Agreed, if you want more than the leaf function. There's some evidence
that frame pointers may become the default:
https://www.brendangregg.com/blog/2024-03-17/the-return-of-the-frame-pointers.html

> - perf should be complied with BUILD_BPF_SKEL=1:
>   Warning: option `off-cpu' is being ignored because no BUILD_BPF_SKEL=1

We've made this the default build behavior but probably a bigger issue
is that generally to have permissions you need to run as root.

> - off-cpu, on-cpu samples are not on the same result page.
>   (I guess Howard has improve this, not tried his patches)
>
> I have tried to collect the off-cpu sample same as on-cpu sample with the help
> of  kernel/events/core.c. We will get one off-cpu sample from the target task
> sched-out to sched-in. Or we can say off-cpu samples are not dependent on
> frequency provided by the user to perf record.
>
> I am also worried about having so many samples if sched-in/out
> frequency is high.
> Thinking to merge samples if attributes are the same (i.e. stacktrace)
> and add the
> off-cpu period to previous samples with the same attribute.

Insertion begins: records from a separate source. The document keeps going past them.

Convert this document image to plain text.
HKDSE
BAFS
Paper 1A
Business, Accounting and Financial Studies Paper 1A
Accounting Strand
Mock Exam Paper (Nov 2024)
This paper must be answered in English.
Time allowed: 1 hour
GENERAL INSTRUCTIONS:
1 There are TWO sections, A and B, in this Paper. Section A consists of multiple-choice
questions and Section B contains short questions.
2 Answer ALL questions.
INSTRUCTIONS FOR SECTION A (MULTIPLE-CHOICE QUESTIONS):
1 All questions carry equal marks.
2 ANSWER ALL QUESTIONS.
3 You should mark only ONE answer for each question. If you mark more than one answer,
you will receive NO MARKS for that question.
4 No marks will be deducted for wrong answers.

Right, this would be useful to look at in the context of Howard's
patches. The proposal in his changes are that short off-cpu times are
aggregated in a BPF map and dumped at the end of perf record - this
matches the existing perf record off-CPU behavior. Longer off-CPU
times, where long is open for debate and will be a parameter (perhaps
100 microseconds) and cause a sample to be created. BPF programs
create BPF output events, Howard's last patch series would rewrite the
events in perf record to be off-CPU samples. At the last office hours
it was discussed that we should dump the BPF output events directly,
to keep perf record overhead minimal, and add the ability to rewrite
into samples in tools like perf report, etc.

Thanks,
Ian

> -Ajay
>
> > Thanks,
> > Ian
> >
> > > Ajay Kaher (3):
> > >   perf/core: add logic to collect off-cpu sample
> > >   perf/record: add options --off-cpu-kernel
> > >   perf/report: add off-cpu samples
> > >
> > >  include/linux/perf_event.h            | 16 ++++++++++++++
> > >  include/uapi/linux/perf_event.h       |  3 ++-
> > >  kernel/events/core.c                  | 27 ++++++++++++++++++-----
> > >  tools/include/uapi/linux/perf_event.h |  3 ++-
> > >  tools/perf/builtin-record.c           |  2 ++
> > >  tools/perf/util/events_stats.h        |  2 ++
> > >  tools/perf/util/evsel.c               |  4 ++++
> > >  tools/perf/util/hist.c                | 31 ++++++++++++++++++++++++---
> > >  tools/perf/util/hist.h                |  1 +
> > >  tools/perf/util/record.h              |  1 +
> > >  tools/perf/util/sample.h              |  1 +
> > >  11 files changed, 81 insertions(+), 10 deletions(-)
> > >
> > > --
> > > 2.39.0
> > >